Isabel swung aside her skirts a little taking up a more comfortable position. She looked up to find Sarah still toying with her glass of wine. The lady seemed put out. She raised her glass to her lips, took a sip, swallowed, and turned to Isabel again. “Sooner or later, one has to settle down in life. None of us can really avoid it, can we?” she said with a cheerful smile.
Isabel thought for a moment before she spoke. “I can understand how you feel Mrs Milverton. But you must allow me time to arrive at a decision. Roger and I are the best of friends; we share a beautiful relationship. But again, it is only friendship. It has never been anything more than that.”
The old lady’s hand quivered. Marriage, she had held, was a simple affair wherein a man and a woman were joined together in a bond of love and holiness, sharing for evermore the joys, the triumphs, the sorrows and defeats of life together. Didn’t friendship lead on to love, and from thence to marriage? But the new age had brought along with it a new set of values. The new woman was here, and she was fastidious; she looked for a meaning and significance in everything.
Mrs Milverton looked up at the girl entreatingly. “My--son--adores you,” she spoke slowly in a tremulous voice.
It was an importunate plea, not a statement of a fact at all.
For a few moments there was a hushed silence. Finally Isabel spoke up. She moved her chair closer and leaned forward. “Mrs Milverton,” she said, “I shan’t be staying on here much longer. I am returning to England. I was here to do research—and to see what the country was like. My work is nearing its end. I must return.” She placed a hand on Sarah’s knee and went on gently: “I hope you will forgive me, Mrs Milverton. Both you and Roger have been so very good to me. I shan’t ever forget the good times we’ve had together. And I shan’t ever forget you.”

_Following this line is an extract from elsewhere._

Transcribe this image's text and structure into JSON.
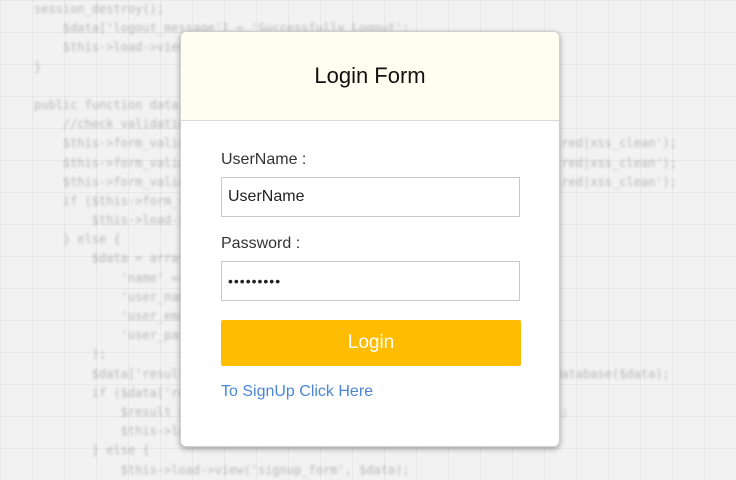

A light breeze sent leaves scurrying across the portico where the two sat. Sarah instinctively shaded her eyes to keep out the dust. She felt bewildered and shaken ; all her plans had come to nought, making her feel like a boy who has been refused the toy he has taken a fancy to.
Mrs Milverton put her glass down and brightened up a little. “Will you be leaving soon?” she asked in a subdued tone.
“Er—yes. If things go well, my thesis will be published by the end of next year. By the end of March I must be getting back. My ticket by steamer has been booked already.”
She rose slowly and bending over the old lady kissed her. “Shall I take leave now? I’ll come again. Shall we have dinner together this Saturday?. . . . Goodnight Mrs Milverton . . . ” She picked up her purse and made her way down the pathway toward the gate. She fumbled at the gate, turned around momentarily and smiled at the old lady. And then she was gone, pedaling softly down the street.